Los procesos canónicos deben inspirar la confianza que proviene de la seriedad profesional, del trabajo intenso y atento, de la dedicación convencida a lo que puede y debe percibirse como una verdadera vocación profesional. Los fieles y toda la comunidad eclesial tienen derecho a un ejercicio recto y oportuno de las funciones procesales, porque es un camino que afecta a las conciencias y a las vidas.
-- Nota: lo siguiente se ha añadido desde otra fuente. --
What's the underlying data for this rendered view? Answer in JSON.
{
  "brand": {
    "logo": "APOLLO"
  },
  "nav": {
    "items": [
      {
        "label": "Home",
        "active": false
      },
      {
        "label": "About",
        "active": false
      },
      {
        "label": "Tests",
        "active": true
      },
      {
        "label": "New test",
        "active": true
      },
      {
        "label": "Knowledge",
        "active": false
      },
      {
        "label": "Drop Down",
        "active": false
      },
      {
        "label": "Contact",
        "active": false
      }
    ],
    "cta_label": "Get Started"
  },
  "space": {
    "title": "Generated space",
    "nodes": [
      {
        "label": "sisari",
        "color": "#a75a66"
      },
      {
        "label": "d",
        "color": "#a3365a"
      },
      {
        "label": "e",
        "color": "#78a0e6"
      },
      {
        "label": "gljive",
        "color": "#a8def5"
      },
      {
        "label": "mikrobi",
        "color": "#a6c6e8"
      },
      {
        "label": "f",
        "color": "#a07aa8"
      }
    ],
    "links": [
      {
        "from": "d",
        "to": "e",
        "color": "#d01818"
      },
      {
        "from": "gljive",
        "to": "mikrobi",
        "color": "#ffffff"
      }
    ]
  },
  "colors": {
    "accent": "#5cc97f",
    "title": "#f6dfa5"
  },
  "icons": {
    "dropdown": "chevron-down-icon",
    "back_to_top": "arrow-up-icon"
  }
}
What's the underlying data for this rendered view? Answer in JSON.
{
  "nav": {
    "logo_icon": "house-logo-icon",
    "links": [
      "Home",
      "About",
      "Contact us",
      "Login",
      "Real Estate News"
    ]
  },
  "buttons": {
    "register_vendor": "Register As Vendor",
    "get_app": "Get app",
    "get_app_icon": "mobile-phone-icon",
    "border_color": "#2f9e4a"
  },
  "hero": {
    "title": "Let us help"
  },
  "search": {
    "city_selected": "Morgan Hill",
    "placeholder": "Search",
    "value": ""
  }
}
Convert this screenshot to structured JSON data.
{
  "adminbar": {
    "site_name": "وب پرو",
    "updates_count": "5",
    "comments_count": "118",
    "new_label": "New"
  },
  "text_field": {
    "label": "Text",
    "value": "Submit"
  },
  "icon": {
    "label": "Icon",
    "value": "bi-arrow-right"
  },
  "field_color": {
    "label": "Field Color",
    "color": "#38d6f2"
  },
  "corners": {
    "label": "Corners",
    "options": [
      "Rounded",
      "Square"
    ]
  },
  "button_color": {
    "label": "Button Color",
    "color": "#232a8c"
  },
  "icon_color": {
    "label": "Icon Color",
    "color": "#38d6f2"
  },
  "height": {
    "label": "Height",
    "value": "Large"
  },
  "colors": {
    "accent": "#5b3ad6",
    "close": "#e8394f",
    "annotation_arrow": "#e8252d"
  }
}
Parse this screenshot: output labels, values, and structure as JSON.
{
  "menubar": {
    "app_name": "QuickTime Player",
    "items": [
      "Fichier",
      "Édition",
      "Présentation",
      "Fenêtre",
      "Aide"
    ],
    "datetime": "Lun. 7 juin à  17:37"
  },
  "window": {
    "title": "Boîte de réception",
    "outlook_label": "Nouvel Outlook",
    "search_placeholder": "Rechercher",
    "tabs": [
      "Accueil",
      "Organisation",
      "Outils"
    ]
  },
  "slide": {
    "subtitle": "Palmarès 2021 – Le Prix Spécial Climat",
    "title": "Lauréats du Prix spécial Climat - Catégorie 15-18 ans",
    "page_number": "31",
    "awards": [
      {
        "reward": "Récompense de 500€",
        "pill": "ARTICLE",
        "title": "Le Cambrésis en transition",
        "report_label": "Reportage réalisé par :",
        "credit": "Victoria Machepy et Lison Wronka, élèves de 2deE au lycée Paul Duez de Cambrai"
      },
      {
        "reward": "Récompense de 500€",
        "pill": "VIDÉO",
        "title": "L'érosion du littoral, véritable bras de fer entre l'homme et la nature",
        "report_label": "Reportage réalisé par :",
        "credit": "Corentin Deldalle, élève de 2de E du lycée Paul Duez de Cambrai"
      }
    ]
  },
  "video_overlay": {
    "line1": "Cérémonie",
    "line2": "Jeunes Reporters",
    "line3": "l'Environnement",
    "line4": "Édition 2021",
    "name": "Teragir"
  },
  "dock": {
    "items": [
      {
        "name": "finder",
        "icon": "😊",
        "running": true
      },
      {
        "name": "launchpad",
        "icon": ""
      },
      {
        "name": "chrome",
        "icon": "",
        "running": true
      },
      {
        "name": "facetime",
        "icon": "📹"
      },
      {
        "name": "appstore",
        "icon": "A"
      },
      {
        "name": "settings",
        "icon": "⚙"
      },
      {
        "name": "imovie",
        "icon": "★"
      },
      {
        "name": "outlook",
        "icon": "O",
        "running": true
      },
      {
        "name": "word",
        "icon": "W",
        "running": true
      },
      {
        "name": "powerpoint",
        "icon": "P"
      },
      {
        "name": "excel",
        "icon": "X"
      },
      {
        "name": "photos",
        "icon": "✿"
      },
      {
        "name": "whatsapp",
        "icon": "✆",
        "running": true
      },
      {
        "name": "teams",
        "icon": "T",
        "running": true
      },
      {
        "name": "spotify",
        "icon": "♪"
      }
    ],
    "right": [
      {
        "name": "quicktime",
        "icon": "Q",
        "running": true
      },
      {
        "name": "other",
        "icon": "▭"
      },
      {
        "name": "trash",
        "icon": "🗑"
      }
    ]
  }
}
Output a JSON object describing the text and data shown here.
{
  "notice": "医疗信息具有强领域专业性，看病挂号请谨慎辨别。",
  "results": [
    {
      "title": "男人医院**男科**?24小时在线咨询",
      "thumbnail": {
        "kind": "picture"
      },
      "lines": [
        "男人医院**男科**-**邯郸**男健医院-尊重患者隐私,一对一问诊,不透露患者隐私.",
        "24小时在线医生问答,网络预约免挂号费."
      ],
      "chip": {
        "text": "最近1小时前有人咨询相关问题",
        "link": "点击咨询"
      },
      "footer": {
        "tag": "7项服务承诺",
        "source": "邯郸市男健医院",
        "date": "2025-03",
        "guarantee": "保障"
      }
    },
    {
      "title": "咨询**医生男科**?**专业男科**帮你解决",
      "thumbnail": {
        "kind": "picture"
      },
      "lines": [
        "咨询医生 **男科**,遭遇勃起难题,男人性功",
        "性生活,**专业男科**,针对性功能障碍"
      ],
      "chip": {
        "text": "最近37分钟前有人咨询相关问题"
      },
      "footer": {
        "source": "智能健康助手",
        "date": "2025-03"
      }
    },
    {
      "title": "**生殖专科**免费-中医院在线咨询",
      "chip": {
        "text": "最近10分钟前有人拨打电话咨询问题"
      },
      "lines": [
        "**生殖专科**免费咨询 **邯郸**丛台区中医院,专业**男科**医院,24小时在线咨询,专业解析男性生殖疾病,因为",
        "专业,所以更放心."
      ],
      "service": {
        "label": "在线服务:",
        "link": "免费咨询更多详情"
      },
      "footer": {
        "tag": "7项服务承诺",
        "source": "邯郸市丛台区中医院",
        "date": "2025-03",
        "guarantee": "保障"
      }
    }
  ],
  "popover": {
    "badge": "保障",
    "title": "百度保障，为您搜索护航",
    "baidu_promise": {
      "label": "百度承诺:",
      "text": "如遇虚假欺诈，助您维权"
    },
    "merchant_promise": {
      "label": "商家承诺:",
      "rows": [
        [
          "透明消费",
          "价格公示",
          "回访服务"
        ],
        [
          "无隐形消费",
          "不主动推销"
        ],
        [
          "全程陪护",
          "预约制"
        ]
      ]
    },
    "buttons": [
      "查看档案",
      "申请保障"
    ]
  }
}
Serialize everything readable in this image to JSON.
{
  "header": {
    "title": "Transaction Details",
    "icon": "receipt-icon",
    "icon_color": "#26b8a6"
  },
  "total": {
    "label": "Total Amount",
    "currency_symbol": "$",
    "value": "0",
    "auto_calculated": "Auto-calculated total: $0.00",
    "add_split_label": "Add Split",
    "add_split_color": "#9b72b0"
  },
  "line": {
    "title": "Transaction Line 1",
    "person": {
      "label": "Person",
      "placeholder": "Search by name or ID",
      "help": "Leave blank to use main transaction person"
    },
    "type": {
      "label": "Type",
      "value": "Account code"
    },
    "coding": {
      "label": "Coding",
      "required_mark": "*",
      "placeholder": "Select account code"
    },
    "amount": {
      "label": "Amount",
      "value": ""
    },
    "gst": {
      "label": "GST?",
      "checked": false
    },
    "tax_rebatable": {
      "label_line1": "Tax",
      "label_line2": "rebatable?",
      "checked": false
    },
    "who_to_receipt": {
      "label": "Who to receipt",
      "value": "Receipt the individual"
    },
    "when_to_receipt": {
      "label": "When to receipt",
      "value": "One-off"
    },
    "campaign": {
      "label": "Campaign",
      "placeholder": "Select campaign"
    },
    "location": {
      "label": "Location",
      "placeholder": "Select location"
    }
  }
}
Actuar según una deontología

Todos los operadores de justicia deben actuar según una deontología, que debe estudiarse y practicarse con cuidado en el ámbito canónico, haciendo que sea verdaderamente ejemplar, evidenció a continuación el Papa. Y en este sentido, señaló que “un estilo inspirado en la deontología debe impregnar también el trabajo de los abogados cuando asisten a los fieles en la defensa de sus derechos, protegiendo los intereses de las partes sin sobrepasar nunca lo que en conciencia se considera justo y conforme a la ley”.

Los promotores de justicia y los defensores del vínculo son piezas clave en la administración de justicia, llamados por su misión a proteger el bien público. Un enfoque meramente burocrático en un papel de tal importancia perjudicaría claramente la búsqueda de la verdad.

El juez, agente de paz

León XIV dedicó también palabras a los jueces, que “llamados a la grave responsabilidad de determinar lo justo, que es lo verdadero, no pueden dejar de recordar que la justicia camina con la pazy está con ella en relación constante y dinámica. La justicia y la paz miran al bien de cada uno y de todos, por eso exigen orden y verdad. Cuando una está amenazada, ambas se tambalean; cuando se ofende la justicia, se pone en peligro también la paz”. Y desde esta perspectiva, “el juez se convierte en un agente de paz que contribuye a consolidar la unidad de la Iglesia en Cristo”.

El proceso no es en sí mismo una tensión entre intereses contrapuestos, como a veces se malinterpreta, sino que es el instrumento indispensable para discernir la verdad y la justicia en el caso. La contradicción en el proceso judicial, por consiguiente, es un método dialógico para la verificación de la verdad.

“La experiencia jurídica acumulada da testimonio del papel imprescindible del contradictorio y de la importancia decisiva de la fase de instrucción” añadió el Papa, destacando que el juez, “manteniendo su independencia e imparcialidad, deberá resolver la controversia según los elementos y argumentos que hayan surgido en el proceso”.

No respetar estos principios básicos de justicia – y favorecer una disparidad injustificada en el tratamiento de situaciones similares – supone un perjuicio considerable para el perfil jurídico de la comunión eclesial.